Using cognitive psychology to understand GPT-3

Abstract

We study GPT-3, a recent large language model, using tools from cognitive psychology. More specifically, we assess GPT-3's decision-making, information search, deliberation, and causal reasoning abilities on a battery of canonical experiments from the literature. We find that much of GPT-3's behavior is impressive: It solves vignette-based tasks similarly or better than human subjects, is able to make decent decisions from descriptions, outperforms humans in a multiarmed bandit task, and shows signatures of model-based reinforcement learning. Yet, we also find that small perturbations to vignette-based tasks can lead GPT-3 vastly astray, that it shows no signatures of directed exploration, and that it fails miserably in a causal reasoning task. Taken together, these results enrich our understanding of current large language models and pave the way for future investigations using tools from cognitive psychology to study increasingly capable and opaque artificial agents.

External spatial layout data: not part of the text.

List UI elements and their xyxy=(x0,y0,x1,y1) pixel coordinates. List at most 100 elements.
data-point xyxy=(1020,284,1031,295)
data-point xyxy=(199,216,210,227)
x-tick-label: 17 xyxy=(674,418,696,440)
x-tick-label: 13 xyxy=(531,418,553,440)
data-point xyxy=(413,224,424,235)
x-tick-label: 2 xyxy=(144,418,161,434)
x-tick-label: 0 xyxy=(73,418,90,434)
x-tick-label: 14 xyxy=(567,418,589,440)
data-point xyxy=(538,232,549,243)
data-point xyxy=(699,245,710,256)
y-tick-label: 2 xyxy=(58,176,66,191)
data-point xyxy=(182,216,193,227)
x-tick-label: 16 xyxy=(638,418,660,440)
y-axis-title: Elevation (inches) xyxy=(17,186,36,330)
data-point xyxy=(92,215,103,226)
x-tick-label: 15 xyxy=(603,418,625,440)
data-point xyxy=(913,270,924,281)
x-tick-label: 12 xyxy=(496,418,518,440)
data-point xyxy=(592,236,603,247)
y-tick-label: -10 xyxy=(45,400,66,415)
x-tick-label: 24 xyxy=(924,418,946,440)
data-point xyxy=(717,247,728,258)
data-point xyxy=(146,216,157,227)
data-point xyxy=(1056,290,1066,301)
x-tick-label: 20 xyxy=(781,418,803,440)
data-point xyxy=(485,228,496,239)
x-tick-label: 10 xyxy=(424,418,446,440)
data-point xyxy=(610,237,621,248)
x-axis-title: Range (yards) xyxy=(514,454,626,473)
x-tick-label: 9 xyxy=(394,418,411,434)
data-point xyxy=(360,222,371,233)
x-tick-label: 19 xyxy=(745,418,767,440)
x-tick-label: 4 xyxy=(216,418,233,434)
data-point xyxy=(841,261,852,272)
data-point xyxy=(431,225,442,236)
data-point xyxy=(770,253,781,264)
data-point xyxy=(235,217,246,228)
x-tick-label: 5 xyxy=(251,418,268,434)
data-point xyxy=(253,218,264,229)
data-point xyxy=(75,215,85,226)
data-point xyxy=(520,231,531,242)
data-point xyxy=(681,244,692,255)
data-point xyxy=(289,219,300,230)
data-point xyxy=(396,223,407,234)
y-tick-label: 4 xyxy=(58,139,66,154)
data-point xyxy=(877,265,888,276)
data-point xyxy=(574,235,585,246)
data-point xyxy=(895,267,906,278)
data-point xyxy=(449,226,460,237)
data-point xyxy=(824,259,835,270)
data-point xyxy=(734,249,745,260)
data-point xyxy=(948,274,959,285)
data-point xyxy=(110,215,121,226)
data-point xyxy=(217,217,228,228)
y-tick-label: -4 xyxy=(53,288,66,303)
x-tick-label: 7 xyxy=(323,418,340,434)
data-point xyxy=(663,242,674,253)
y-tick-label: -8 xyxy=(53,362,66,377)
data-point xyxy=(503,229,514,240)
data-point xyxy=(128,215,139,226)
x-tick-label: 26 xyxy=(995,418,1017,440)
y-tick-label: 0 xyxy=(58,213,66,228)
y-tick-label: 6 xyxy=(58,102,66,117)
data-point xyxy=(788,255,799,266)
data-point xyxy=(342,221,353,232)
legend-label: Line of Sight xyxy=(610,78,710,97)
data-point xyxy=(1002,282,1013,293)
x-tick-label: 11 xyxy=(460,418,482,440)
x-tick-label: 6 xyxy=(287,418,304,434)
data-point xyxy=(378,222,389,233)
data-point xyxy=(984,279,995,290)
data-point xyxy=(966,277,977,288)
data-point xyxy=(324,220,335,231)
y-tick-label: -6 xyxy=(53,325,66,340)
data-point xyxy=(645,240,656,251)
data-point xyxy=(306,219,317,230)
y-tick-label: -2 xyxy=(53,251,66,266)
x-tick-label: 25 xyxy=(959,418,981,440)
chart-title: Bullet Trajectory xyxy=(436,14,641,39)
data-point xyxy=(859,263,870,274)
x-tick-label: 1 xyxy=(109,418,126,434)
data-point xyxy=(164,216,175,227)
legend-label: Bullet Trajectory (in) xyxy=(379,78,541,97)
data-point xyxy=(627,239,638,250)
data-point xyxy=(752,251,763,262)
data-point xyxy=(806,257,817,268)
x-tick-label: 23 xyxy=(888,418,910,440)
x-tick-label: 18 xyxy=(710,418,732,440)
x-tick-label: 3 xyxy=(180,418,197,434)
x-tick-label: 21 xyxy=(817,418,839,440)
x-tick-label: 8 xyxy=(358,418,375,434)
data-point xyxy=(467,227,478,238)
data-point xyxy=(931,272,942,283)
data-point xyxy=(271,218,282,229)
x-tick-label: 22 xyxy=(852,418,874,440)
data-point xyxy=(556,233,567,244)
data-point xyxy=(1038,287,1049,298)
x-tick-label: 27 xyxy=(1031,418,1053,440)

Keywords: artificial intelligence; cognitive psychology; decision-making; language models; reasoning.

Fig. 1.

Vignette-based tasks. (A) Example prompt of a hypothetical scenario, in this case, the famous Linda problem, as submitted to GPT-3. (B) Results. While in 12 out 12 standard vignettes, GPT-3 answers either correctly or makes human-like mistakes, it makes mistakes that are not human-like when given the adversarial vignettes.

Fig. 2.

Decisions from descriptions. (A) Example prompt of a problem provided to GPT-3. (B) Example prompt of a problem provided to GPT-3. (C) Mean regret averaged over all 13,000 problems taken from Peterson et al. (23). Lower regret means better performance. Error bars indicate the SE of the mean. (D) Log-odds ratios of different contrasts used to test for cognitive biases. Positive values indicate that the given bias is present in humans (circle) or GPT-3 (triangle). Human data adapted from Ruggeri et al. (24).

Fig. 3.

Horizon task. (A) Visual overview of the horizon task paradigm. Each column pair corresponds to one example task. (B) Example prompt for one trial as submitted to GPT-3. (C) Mean regret for GPT-3 and human subjects by horizon condition. Lower regret means better performance. Error bars indicate the SE of the mean. Human data taken from Zaller et al. (29).

Fig. 4.

Two-step task. (A) Visual overview of the two-step task paradigm. (B) Example prompt of one trial in the canonical two-step task as submitted to GPT-3. (C) Model-free learning in dependency of rewarded and unrewarded as well as common and rare transitions. (D) Model-based learning in dependency of rewarded and unrewarded as well as common and rare transitions. (E) Human behavior in dependency of rewarded and unrewarded as well as common and rare transitions. Human data adapted from Daw et al. (30). (F) GPT-3’s behavior in dependency of rewarded and unrewarded as well as common and rare transitions. Error bars indicate the SE of the mean.

Fig. 5.

Causal reasoning. (A) Example prompt for the causal reasoning task adapted from Waldmann and Hagmayer (31). (B) GPT-3’s responses alongside responses of people and an ideal agent in the common-cause condition. (C) GPT-3’s responses alongside responses of people and an ideal agent in the causal-chain condition.

Fig. 6.

Prompt variations. (A) Performance for different prompt variations in the decisions from the descriptions paradigm. (B) Performance for different prompt variations in the horizon task. (C) Effect of random exploration for different prompt variations in the horizon task. (D) Effect of directed exploration for different prompt variations in the horizon task. (E) GPT-3’s behavior in dependency of rewarded and unrewarded as well as common and rare transitions for the alien cover story (reproduced from Fig. 4F). (F). GPT-3’s behavior in dependency of rewarded and unrewarded as well as common and rare transitions for the magical carpet cover story. Error bars indicate the SE of the mean.